There is a danger with this approach. If the understanding of the methodology behind the templating is lost, the process is at risk. The process becomes a black box. Nobody knows what it does in detail, but it forms a core part of the analysis process and cannot be changed. It can become very expensive to re-engineer and re-architect the process.
One of the requirements of templating or a macro should be a user-friendly interface, which avoids opaque programming languages that rapidly become obsolete. Instead, it should be possible to reverse engineer a transparent process. Perhaps more importantly, the physics or engineering behind the process should be fully documented and understood.

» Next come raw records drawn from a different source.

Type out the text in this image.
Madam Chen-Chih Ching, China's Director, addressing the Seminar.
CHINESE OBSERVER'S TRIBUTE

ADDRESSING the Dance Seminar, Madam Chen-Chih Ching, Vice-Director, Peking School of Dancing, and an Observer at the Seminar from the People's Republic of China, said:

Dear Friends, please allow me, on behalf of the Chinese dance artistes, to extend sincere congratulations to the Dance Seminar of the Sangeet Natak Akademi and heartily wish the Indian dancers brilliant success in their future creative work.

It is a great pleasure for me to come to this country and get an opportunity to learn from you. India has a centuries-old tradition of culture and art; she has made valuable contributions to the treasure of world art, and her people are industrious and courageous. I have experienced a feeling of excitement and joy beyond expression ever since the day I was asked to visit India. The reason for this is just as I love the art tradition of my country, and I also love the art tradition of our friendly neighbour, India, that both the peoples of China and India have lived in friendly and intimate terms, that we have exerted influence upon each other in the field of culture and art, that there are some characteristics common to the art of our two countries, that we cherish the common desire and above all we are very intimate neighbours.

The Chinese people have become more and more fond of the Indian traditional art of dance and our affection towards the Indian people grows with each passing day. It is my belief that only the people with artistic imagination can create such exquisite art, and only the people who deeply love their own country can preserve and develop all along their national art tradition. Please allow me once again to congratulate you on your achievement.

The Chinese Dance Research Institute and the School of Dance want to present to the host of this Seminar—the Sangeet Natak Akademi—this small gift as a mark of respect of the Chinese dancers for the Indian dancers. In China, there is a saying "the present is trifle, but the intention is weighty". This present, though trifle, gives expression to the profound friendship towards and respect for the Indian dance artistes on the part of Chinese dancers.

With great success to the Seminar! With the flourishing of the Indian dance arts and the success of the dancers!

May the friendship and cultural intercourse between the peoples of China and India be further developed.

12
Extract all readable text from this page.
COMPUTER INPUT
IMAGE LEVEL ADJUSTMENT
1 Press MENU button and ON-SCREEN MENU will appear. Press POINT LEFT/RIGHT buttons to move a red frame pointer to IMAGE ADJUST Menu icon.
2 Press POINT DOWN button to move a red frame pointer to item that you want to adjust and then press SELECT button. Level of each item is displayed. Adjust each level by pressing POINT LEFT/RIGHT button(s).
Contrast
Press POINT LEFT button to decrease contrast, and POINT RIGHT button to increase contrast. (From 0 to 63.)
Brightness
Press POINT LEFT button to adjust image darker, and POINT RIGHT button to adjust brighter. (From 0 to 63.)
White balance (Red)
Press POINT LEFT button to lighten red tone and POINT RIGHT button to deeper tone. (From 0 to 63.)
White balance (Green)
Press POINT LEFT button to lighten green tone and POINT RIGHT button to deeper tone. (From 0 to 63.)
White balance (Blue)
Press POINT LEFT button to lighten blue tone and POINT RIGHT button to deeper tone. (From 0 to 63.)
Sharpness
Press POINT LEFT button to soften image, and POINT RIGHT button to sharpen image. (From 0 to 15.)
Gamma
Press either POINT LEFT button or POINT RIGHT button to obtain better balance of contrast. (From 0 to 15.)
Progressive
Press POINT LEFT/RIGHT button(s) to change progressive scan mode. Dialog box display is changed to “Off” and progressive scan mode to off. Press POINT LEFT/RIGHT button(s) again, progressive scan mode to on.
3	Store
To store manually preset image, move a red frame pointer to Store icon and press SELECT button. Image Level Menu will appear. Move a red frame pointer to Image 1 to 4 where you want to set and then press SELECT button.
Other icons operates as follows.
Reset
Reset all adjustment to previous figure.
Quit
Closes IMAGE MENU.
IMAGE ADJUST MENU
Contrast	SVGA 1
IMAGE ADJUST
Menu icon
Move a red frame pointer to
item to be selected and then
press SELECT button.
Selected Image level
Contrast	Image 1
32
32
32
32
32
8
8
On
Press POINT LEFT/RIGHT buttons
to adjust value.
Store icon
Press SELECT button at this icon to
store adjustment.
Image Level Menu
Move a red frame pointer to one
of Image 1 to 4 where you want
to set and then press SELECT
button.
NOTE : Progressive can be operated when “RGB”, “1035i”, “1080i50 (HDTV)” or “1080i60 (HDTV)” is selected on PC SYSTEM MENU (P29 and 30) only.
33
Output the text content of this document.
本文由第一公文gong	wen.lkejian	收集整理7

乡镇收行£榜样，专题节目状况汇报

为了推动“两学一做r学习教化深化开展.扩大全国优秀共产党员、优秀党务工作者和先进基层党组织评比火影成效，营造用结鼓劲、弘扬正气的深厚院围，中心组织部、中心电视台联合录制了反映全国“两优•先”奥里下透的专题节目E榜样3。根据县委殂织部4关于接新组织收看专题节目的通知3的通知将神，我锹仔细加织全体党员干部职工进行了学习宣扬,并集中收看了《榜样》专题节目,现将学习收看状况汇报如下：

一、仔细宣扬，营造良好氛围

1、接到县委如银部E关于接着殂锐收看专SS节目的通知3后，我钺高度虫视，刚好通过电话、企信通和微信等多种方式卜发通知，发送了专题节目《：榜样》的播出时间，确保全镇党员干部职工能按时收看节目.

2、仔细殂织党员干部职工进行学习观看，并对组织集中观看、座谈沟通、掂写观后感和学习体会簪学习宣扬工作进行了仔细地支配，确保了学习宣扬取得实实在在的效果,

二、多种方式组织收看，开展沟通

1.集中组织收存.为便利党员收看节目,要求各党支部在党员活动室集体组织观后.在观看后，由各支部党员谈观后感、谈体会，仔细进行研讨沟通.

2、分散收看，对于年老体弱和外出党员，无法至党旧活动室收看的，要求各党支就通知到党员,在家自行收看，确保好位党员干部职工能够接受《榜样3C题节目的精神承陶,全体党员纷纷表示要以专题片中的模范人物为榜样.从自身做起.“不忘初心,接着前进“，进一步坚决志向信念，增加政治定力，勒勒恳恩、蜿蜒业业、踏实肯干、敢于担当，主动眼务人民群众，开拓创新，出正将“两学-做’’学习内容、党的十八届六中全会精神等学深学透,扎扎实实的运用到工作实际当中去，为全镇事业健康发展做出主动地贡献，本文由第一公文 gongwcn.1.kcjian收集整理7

The auto industry example also highlighted another limitation. It was time-consuming to define the template and it was limited in the range of configurations it could deal with. If designers continuously want to push the envelope and explore significantly different solutions, the template creators are unable to provide the tools in time.
I imagine at some point there will be a migration toward a pure machine learning environment for learning, capture, retention and dissemination. Some form of artificial intelligence will be embodied in FEA solvers that will allow the capture of the objectives, setup, methodology and results of many thousands of analyses within a company. Engineers can then carry out variations within these analyses and be confidently guided through the process. A much bigger challenge is to develop a system that could advise on new forms of analyses outside of the scope of the learning provided. That is a scary thought.